In this time of increased polarization and dysfunction in Congress, there’s something to be said for preserving the endangered species that moderate Republicans in Congress have become. And certainly, the Climate Solutions Caucus, of which Representative Fitzpatrick is a member, is a welcome effort to carve out a sliver of bipartisanship amidst the Republican Party’s unfathomable intransigence on climate. Ten years ago, that might have been sufficient reason to reelect him—strengthening the moderate wing of an increasingly radical Republican party.
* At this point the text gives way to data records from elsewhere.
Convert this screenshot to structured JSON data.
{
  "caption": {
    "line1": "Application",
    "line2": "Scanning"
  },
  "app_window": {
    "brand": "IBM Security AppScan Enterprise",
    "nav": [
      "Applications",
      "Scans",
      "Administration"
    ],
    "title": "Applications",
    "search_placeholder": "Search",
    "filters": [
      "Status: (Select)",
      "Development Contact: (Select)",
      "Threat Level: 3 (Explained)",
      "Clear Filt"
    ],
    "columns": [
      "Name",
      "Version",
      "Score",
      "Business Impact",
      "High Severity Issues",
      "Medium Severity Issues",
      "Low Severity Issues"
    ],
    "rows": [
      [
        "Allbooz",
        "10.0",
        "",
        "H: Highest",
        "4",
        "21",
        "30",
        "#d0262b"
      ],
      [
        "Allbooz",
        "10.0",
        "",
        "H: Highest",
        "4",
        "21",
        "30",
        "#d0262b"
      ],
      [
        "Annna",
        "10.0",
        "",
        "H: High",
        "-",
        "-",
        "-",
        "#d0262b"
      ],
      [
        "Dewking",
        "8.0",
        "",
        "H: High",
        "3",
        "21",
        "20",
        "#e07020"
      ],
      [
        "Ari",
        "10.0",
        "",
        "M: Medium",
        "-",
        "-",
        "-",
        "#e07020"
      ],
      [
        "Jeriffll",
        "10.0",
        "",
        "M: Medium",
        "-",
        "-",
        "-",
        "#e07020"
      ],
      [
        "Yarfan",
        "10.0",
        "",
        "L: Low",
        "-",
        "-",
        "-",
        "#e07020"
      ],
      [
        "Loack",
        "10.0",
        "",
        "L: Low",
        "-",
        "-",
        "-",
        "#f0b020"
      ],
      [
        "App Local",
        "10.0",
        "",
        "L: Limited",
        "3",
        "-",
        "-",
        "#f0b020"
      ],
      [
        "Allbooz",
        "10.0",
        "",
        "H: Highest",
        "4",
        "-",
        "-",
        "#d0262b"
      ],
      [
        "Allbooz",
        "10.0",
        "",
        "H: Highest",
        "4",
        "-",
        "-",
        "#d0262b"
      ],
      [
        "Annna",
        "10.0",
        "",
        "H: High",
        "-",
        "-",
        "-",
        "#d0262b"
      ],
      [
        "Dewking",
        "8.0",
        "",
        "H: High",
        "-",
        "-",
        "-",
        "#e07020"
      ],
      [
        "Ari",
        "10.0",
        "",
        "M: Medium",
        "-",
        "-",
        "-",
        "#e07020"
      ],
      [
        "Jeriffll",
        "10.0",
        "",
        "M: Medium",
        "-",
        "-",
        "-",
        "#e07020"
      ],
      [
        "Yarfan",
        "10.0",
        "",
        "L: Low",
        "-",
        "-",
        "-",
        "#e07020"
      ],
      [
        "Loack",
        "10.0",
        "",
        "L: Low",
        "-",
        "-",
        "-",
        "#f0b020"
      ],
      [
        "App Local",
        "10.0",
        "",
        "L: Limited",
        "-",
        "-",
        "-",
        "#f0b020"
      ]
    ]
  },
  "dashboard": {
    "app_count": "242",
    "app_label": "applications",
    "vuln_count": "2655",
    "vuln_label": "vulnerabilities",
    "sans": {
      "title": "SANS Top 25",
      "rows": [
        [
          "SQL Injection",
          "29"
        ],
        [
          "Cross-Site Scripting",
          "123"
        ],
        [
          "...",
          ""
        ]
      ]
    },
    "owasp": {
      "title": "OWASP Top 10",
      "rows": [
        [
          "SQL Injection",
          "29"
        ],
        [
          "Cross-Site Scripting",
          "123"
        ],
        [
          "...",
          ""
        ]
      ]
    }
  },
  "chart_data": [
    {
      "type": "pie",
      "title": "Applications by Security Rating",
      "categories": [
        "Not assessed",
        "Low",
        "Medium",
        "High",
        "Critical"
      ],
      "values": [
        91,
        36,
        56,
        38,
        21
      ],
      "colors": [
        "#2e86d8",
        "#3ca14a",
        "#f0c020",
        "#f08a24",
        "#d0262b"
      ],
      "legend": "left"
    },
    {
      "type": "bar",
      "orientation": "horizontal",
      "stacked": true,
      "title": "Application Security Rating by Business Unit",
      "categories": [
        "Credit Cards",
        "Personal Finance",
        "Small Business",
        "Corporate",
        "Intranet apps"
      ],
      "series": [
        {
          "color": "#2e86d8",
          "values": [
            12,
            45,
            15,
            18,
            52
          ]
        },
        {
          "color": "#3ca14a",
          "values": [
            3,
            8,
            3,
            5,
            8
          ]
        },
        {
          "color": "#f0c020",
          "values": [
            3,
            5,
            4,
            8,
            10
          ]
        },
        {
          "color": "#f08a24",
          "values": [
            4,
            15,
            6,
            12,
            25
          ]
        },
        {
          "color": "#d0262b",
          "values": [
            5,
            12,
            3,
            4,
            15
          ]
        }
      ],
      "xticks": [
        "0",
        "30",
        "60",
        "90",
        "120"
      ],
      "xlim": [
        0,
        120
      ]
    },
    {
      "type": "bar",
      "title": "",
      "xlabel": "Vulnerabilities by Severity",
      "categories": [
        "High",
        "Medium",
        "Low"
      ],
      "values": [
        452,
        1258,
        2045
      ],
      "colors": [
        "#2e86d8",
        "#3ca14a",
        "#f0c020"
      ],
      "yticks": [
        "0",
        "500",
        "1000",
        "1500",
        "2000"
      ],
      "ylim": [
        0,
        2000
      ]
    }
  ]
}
But as the report released last week by the Intergovernmental Panel on Climate Change makes clear, we’re out of time: We have only a decade to make “rapid and far-reaching” changes in the way we produce energy if we’re going to avoid catastrophic impacts from global warming. If we are to have any hope of pulling the planet back from the brink of catastrophe, we need consistent and bold environmental leadership, not an on-and-off friend of the environment.